Nein, man lernt tatsächlich nie aus. Seit C++11 können wir ja schreiben

vector data{};
...
for(auto e : data) { cout << e; };

Das ist schon ganz schön praktisch gegenüber for(vector it=data.begin();...) { cout << *it; }, hat aber den großen Nachteil, dass erstens e hier oimmer kopiert wird und zweitens Änderungen an e sich nicht in data auswirken.

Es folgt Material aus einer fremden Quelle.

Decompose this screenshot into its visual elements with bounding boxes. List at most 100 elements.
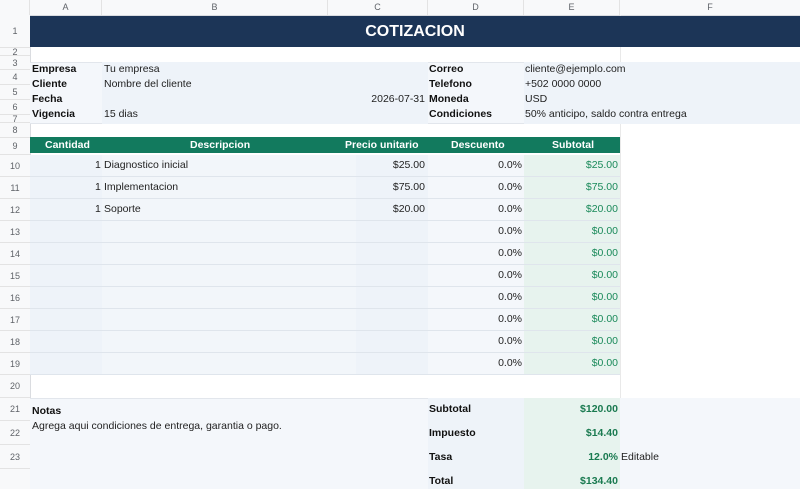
header-precio-unitario[interactable]: Precio unitario [345, 137, 419, 153]
row-header-2[interactable]: 2 [0, 48, 30, 57]
row-header-7[interactable]: 7 [0, 115, 30, 124]
column-header-a[interactable]: A [30, 0, 102, 15]
item-qty[interactable]: 1 [95, 199, 101, 220]
column-header-e[interactable]: E [524, 0, 620, 15]
item-discount[interactable]: 0.0% [498, 265, 522, 286]
item-discount[interactable]: 0.0% [498, 177, 522, 198]
totals-value-0[interactable]: $120.00 [580, 403, 618, 415]
table-cell-bg[interactable] [30, 309, 102, 330]
item-qty[interactable]: 1 [95, 155, 101, 176]
table-cell-bg[interactable] [30, 265, 102, 286]
table-cell-bg[interactable] [356, 309, 428, 330]
item-description[interactable]: Diagnostico inicial [104, 155, 188, 176]
item-subtotal[interactable]: $75.00 [586, 177, 618, 198]
quote-title[interactable]: COTIZACION [30, 16, 800, 47]
item-discount[interactable]: 0.0% [498, 243, 522, 264]
table-cell-bg[interactable] [102, 221, 356, 242]
row-header-5[interactable]: 5 [0, 85, 30, 100]
item-subtotal[interactable]: $0.00 [592, 331, 618, 352]
table-cell-bg[interactable] [30, 331, 102, 352]
row-header-20[interactable]: 20 [0, 375, 30, 398]
info-right-value-3[interactable]: 50% anticipo, saldo contra entrega [525, 108, 687, 120]
table-cell-bg[interactable] [356, 221, 428, 242]
item-discount[interactable]: 0.0% [498, 331, 522, 352]
item-subtotal[interactable]: $0.00 [592, 287, 618, 308]
row-header-6[interactable]: 6 [0, 100, 30, 115]
row-header-11[interactable]: 11 [0, 177, 30, 199]
info-right-value-0[interactable]: cliente@ejemplo.com [525, 63, 626, 75]
column-header-f[interactable]: F [620, 0, 800, 15]
notes-text[interactable]: Agrega aqui condiciones de entrega, gara… [32, 420, 282, 432]
row-header-1[interactable]: 1 [0, 15, 30, 48]
corner-cell[interactable] [0, 0, 30, 15]
item-discount[interactable]: 0.0% [498, 287, 522, 308]
notes-area[interactable]: Notas Agrega aqui condiciones de entrega… [30, 398, 428, 489]
table-cell-bg[interactable] [30, 243, 102, 264]
table-cell-bg[interactable] [30, 177, 102, 198]
item-discount[interactable]: 0.0% [498, 221, 522, 242]
row-header-10[interactable]: 10 [0, 155, 30, 177]
info-right-value-2[interactable]: USD [525, 93, 547, 105]
table-cell-bg[interactable] [102, 243, 356, 264]
header-subtotal[interactable]: Subtotal [552, 137, 594, 153]
totals-value-1[interactable]: $14.40 [586, 427, 618, 439]
header-cantidad[interactable]: Cantidad [45, 137, 90, 153]
item-price[interactable]: $25.00 [393, 155, 425, 176]
table-cell-bg[interactable] [356, 331, 428, 352]
row-header-9[interactable]: 9 [0, 138, 30, 155]
info-value-0[interactable]: Tu empresa [104, 63, 160, 75]
item-subtotal[interactable]: $25.00 [586, 155, 618, 176]
row-header-18[interactable]: 18 [0, 331, 30, 353]
header-descuento[interactable]: Descuento [451, 137, 505, 153]
row-header-22[interactable]: 22 [0, 421, 30, 445]
column-header-d[interactable]: D [428, 0, 524, 15]
item-discount[interactable]: 0.0% [498, 155, 522, 176]
table-cell-bg[interactable] [356, 265, 428, 286]
item-subtotal[interactable]: $0.00 [592, 243, 618, 264]
table-cell-bg[interactable] [30, 199, 102, 220]
item-description[interactable]: Implementacion [104, 177, 178, 198]
totals-value-2[interactable]: 12.0% [588, 451, 618, 463]
row-header-15[interactable]: 15 [0, 265, 30, 287]
table-cell-bg[interactable] [356, 243, 428, 264]
row-header-12[interactable]: 12 [0, 199, 30, 221]
item-qty[interactable]: 1 [95, 177, 101, 198]
table-cell-bg[interactable] [30, 221, 102, 242]
table-cell-bg[interactable] [102, 287, 356, 308]
item-discount[interactable]: 0.0% [498, 309, 522, 330]
row-header-13[interactable]: 13 [0, 221, 30, 243]
item-subtotal[interactable]: $0.00 [592, 221, 618, 242]
row-header-4[interactable]: 4 [0, 70, 30, 85]
table-cell-bg[interactable] [30, 353, 102, 374]
column-header-b[interactable]: B [102, 0, 328, 15]
column-header-c[interactable]: C [328, 0, 428, 15]
info-right-value-1[interactable]: +502 0000 0000 [525, 78, 601, 90]
table-cell-bg[interactable] [102, 353, 356, 374]
table-cell-bg[interactable] [102, 309, 356, 330]
table-cell-bg[interactable] [102, 265, 356, 286]
info-value-1[interactable]: Nombre del cliente [104, 78, 192, 90]
info-date-value[interactable]: 2026-07-31 [371, 93, 425, 105]
item-discount[interactable]: 0.0% [498, 353, 522, 374]
row-header-3[interactable]: 3 [0, 56, 30, 70]
item-subtotal[interactable]: $20.00 [586, 199, 618, 220]
row-header-17[interactable]: 17 [0, 309, 30, 331]
item-description[interactable]: Soporte [104, 199, 141, 220]
info-value-3[interactable]: 15 dias [104, 108, 138, 120]
item-price[interactable]: $75.00 [393, 177, 425, 198]
row-header-23[interactable]: 23 [0, 445, 30, 469]
item-subtotal[interactable]: $0.00 [592, 265, 618, 286]
row-header-8[interactable]: 8 [0, 123, 30, 138]
table-cell-bg[interactable] [30, 155, 102, 176]
item-discount[interactable]: 0.0% [498, 199, 522, 220]
row-header-16[interactable]: 16 [0, 287, 30, 309]
item-subtotal[interactable]: $0.00 [592, 353, 618, 374]
table-cell-bg[interactable] [102, 331, 356, 352]
totals-value-3[interactable]: $134.40 [580, 475, 618, 487]
row-header-19[interactable]: 19 [0, 353, 30, 375]
item-subtotal[interactable]: $0.00 [592, 309, 618, 330]
row-header-14[interactable]: 14 [0, 243, 30, 265]
table-cell-bg[interactable] [356, 353, 428, 374]
row-header-21[interactable]: 21 [0, 398, 30, 421]
table-cell-bg[interactable] [356, 287, 428, 308]
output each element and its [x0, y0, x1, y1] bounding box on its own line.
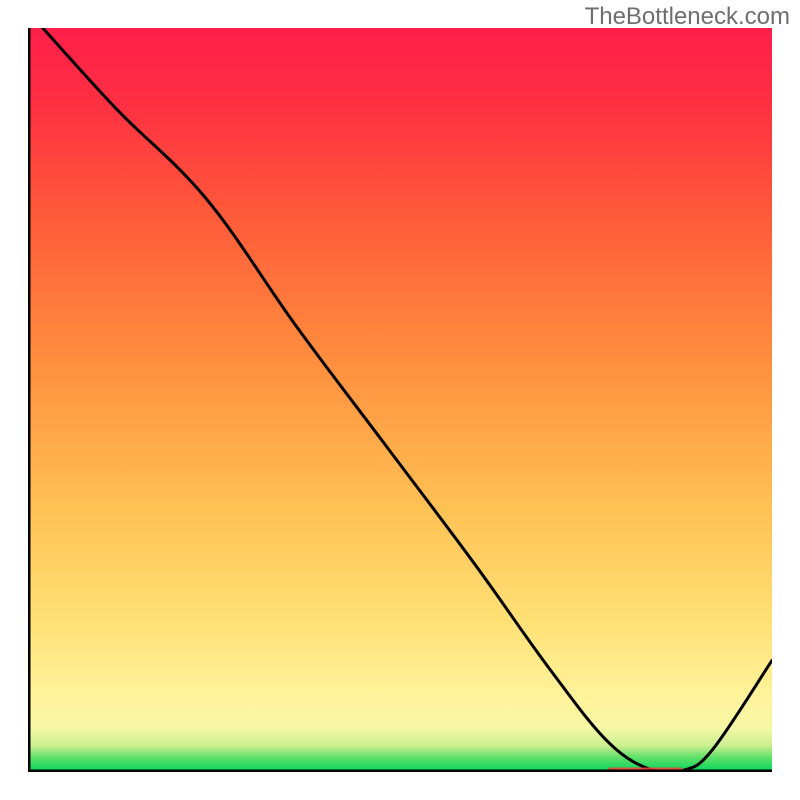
chart-container: TheBottleneck.com [0, 0, 800, 800]
gradient-background [28, 28, 772, 772]
bottleneck-chart [28, 28, 772, 772]
watermark-text: TheBottleneck.com [585, 3, 790, 31]
plot-area [28, 28, 772, 772]
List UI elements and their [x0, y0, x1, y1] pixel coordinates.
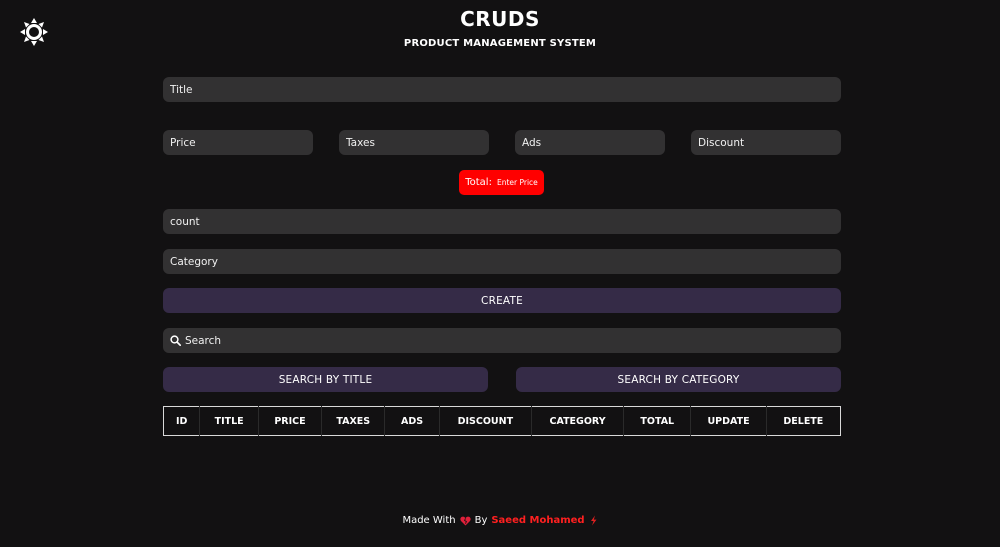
create-button[interactable]: CREATE [163, 288, 841, 313]
column-header-update: UPDATE [690, 406, 767, 436]
page-subtitle: PRODUCT MANAGEMENT SYSTEM [403, 38, 597, 49]
column-header-category: CATEGORY [531, 406, 625, 436]
heart-icon [459, 516, 471, 526]
table-header-row: ID TITLE PRICE TAXES ADS DISCOUNT CATEGO… [163, 406, 841, 436]
products-table: ID TITLE PRICE TAXES ADS DISCOUNT CATEGO… [163, 406, 841, 436]
column-header-id: ID [163, 406, 201, 436]
lightning-icon [589, 515, 598, 526]
total-label: Total: [465, 177, 492, 188]
discount-input[interactable] [691, 130, 841, 155]
count-input[interactable] [163, 209, 841, 234]
column-header-ads: ADS [384, 406, 440, 436]
total-badge: Total: Enter Price [459, 170, 544, 195]
search-icon [170, 335, 181, 346]
footer-by: By [474, 515, 488, 526]
total-value: Enter Price [496, 178, 538, 187]
price-input[interactable] [163, 130, 313, 155]
search-box[interactable] [163, 328, 841, 353]
column-header-total: TOTAL [623, 406, 692, 436]
category-input[interactable] [163, 249, 841, 274]
taxes-input[interactable] [339, 130, 489, 155]
column-header-delete: DELETE [766, 406, 841, 436]
column-header-discount: DISCOUNT [439, 406, 532, 436]
ads-input[interactable] [515, 130, 665, 155]
column-header-title: TITLE [199, 406, 259, 436]
title-input[interactable] [163, 77, 841, 102]
column-header-price: PRICE [258, 406, 323, 436]
search-by-title-button[interactable]: SEARCH BY TITLE [163, 367, 488, 392]
footer-made-with: Made With [402, 515, 456, 526]
footer: Made With By Saeed Mohamed [0, 515, 1000, 526]
author-name: Saeed Mohamed [491, 515, 585, 526]
search-input[interactable] [181, 334, 841, 347]
search-by-category-button[interactable]: SEARCH BY CATEGORY [516, 367, 841, 392]
page-title: CRUDS [460, 7, 540, 31]
column-header-taxes: TAXES [321, 406, 386, 436]
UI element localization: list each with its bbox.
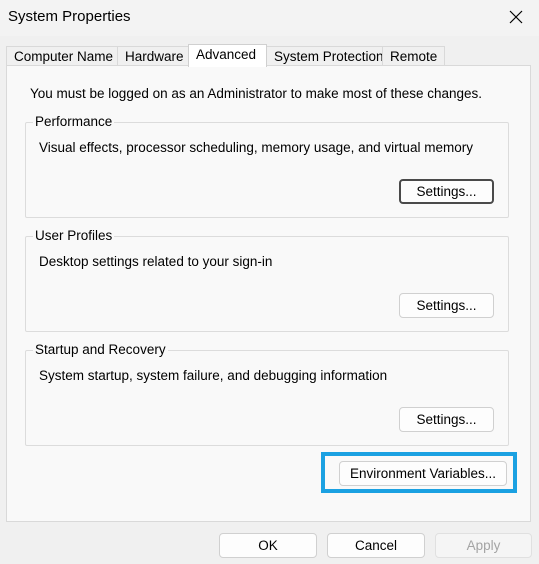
admin-notice: You must be logged on as an Administrato… [30,86,483,101]
apply-button[interactable]: Apply [435,533,532,558]
performance-settings-button[interactable]: Settings... [399,179,494,204]
close-icon [509,10,523,24]
user-profiles-group: User Profiles Desktop settings related t… [25,228,509,332]
ok-button[interactable]: OK [219,533,317,558]
title-bar: System Properties [0,0,539,36]
tab-system-protection[interactable]: System Protection [266,46,384,66]
tab-advanced[interactable]: Advanced [188,44,267,67]
user-profiles-description: Desktop settings related to your sign-in [39,254,273,269]
tab-remote[interactable]: Remote [382,46,445,66]
user-profiles-group-title: User Profiles [33,228,115,243]
close-button[interactable] [493,0,539,34]
cancel-button[interactable]: Cancel [327,533,425,558]
startup-recovery-description: System startup, system failure, and debu… [39,368,388,383]
tab-computer-name[interactable]: Computer Name [6,46,118,66]
window-title: System Properties [8,8,131,25]
performance-description: Visual effects, processor scheduling, me… [39,140,473,155]
tab-hardware[interactable]: Hardware [117,46,189,66]
startup-recovery-group-title: Startup and Recovery [33,342,168,357]
user-profiles-settings-button[interactable]: Settings... [399,293,494,318]
highlight-box [321,452,517,493]
startup-recovery-group: Startup and Recovery System startup, sys… [25,342,509,446]
startup-recovery-settings-button[interactable]: Settings... [399,407,494,432]
performance-group-title: Performance [33,114,115,129]
performance-group: Performance Visual effects, processor sc… [25,114,509,218]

Stimmt, und deshalb erzähle ich auch immer, dass man daran danken sollte, in solchen Schleifen zuerst immer zu prüfen, ob man stattdessen nicht auto& oder const auto& verwenden sollte:

vector<int> data{};
...
for(auto& e : data) { e += 1; };

Das verhindert Kopie und data wird auch wirklich modifiziert.

Jetzt werde ich gerade erinnert, dass das nicht immer reicht. Zum Beispiel kann es keine (echte) Referenz in einen vector<bool> geben, weil man einzelne Bits nicht adressieren (also referenzieren) kann. Das gäbe mit auto& einen Fehler.

Daher, jetzt meine neue Regel: Man probiere es mit auto&&. Das ist dann der Einsatz der Meyerschen Universellen Referenzen, soweit ich das erkennen kann:

vector<int> data{};
...
for(auto&& e : data) { e += 1; };

Im Effekt bekommt man eine &, wenn nötig und eine &&, wenn erlaubt. Die genaue Erklärung was passiert, folgt in einem Detailbeitrag. Bis dahin probiere ich diese neue Merkregel mal aus.

Nachtrag

In einem Vorschlagsdokument des C++-Standards steht das Dilemma beschrieben:

What should we do about this problem? We can teach users to write
for (auto& elem : range) or for (const auto& elem : range), but they’re
imperfect (for proxies or mutation, respectively), and they require novices to
be introduced to auto and references earlier than otherwise necessary.
As explained immediately below, for (auto&& elem : range) is superior, but
it’s terrible to teach to novices. Even experienced C++98/03 programmers can
find it difficult to learn how rvalue references, the template argument
deduction tweak, and reference collapsing interact to produce what Scott Meyers
calls „universal references“ (see [1]), and auto&& is far less commonly seen
than T&& in perfect forwarding.

Andererseits sagt Herb Sutter in Back To Basics, dass man auto&& nicht für lokale Variablen verwenden soll. Da stimme ich im Prinzip auch zu, aber grüble, ob sein Gesagtes nicht bei diesen auto-for-Schleifen eine Ausnahme sind. Hauptsächlich im Bezug der Einfachheit allerdings.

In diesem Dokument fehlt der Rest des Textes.